# **Extração das imagens do .rec**

In [2]:
import os
import numpy as np
np.bool = np.bool_
import mxnet as mx
import cv2
import pickle
from tqdm.notebook import tqdm
import pandas as pd

In [6]:
rec_path = './data/CASIA/faces_webface_112x112/'
output_dir = './data/CASIA/'

In [7]:
import os
import pandas as pd
import cv2
import mxnet as mx
from tqdm import tqdm

def load_mx_rec(df, rec_path, save_path, write_img=True):
    if write_img:
        if not os.path.isdir(save_path + "/casia-faces"):
            os.makedirs(save_path + "/casia-faces")

    imgrec = mx.recordio.MXIndexedRecordIO(
        os.path.join(rec_path, 'train.idx'),
        os.path.join(rec_path, 'train.rec'), 'r')
    img_info = imgrec.read_idx(0)
    header, _ = mx.recordio.unpack(img_info)
    max_idx = int(header.label[0])

    file_path = os.path.join(save_path, "casia-faces")

    if not os.path.isdir(file_path):
        os.makedirs(file_path)

    data_list = []  # Lista para armazenar dados antes de escrever no CSV

    for idx in tqdm(range(1, max_idx), desc="Extracting images"):
        img_info = imgrec.read_idx(idx)
        header, img = mx.recordio.unpack_img(img_info)
        label = int(header.label)
        img_path = f"{label}_{idx}.jpg"

        if write_img and img_path in df['path'].values:
            cv2.imwrite(os.path.join(file_path, img_path), img)

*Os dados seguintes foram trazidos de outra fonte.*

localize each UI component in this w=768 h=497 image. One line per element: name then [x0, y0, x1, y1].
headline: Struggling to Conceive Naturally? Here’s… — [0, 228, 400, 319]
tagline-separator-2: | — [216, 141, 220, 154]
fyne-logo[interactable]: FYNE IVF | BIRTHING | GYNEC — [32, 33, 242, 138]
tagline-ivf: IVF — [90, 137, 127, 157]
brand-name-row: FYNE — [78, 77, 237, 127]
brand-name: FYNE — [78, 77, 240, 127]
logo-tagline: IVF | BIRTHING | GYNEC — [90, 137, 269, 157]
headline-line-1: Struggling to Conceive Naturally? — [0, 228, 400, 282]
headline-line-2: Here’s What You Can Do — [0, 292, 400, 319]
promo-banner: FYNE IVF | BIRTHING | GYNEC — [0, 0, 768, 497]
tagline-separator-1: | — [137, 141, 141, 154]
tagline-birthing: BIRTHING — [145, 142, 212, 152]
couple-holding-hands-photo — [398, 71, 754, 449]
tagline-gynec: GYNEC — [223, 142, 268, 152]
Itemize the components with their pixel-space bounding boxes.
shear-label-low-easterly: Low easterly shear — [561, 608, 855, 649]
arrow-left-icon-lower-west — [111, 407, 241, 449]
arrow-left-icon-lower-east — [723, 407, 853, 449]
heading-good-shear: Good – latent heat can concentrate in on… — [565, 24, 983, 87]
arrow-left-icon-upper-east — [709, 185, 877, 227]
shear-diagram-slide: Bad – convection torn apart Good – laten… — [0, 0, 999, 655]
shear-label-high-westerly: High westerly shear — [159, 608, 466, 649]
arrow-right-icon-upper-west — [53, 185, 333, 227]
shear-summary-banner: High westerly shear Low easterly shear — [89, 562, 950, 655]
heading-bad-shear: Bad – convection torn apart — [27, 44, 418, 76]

        data_list.append([img_path, label])

    # Criar DataFrame e salvar em CSV
    new_df = pd.DataFrame(data_list, columns=['path', 'id'])
    new_df.to_csv(os.path.join(save_path, "casia_faces.csv"), index=False)

In [8]:
load_mx_rec(None, rec_path, output_dir, write_img=False) # Não escrever imagens, apenas obter CSV

Extracting images: 100%|██████████| 490623/490623 [00:37<00:00, 13168.30it/s]


# **Limpeza**

In [12]:
# Carregar DataFrame
df = pd.read_csv(os.path.join(output_dir, 'casia_faces.csv'))

# Filtros e seleção de amostras
df_clean = df.groupby('id').filter(lambda x: len(x) >= 128)
df_clean = df_clean.groupby('id').apply(lambda x: x.sample(128)).reset_index(drop=True)

print(f'Total de imagens no df: {df_clean.shape[0]:,}')
print(f"Total de identidades no df: {df_clean['id'].nunique()}")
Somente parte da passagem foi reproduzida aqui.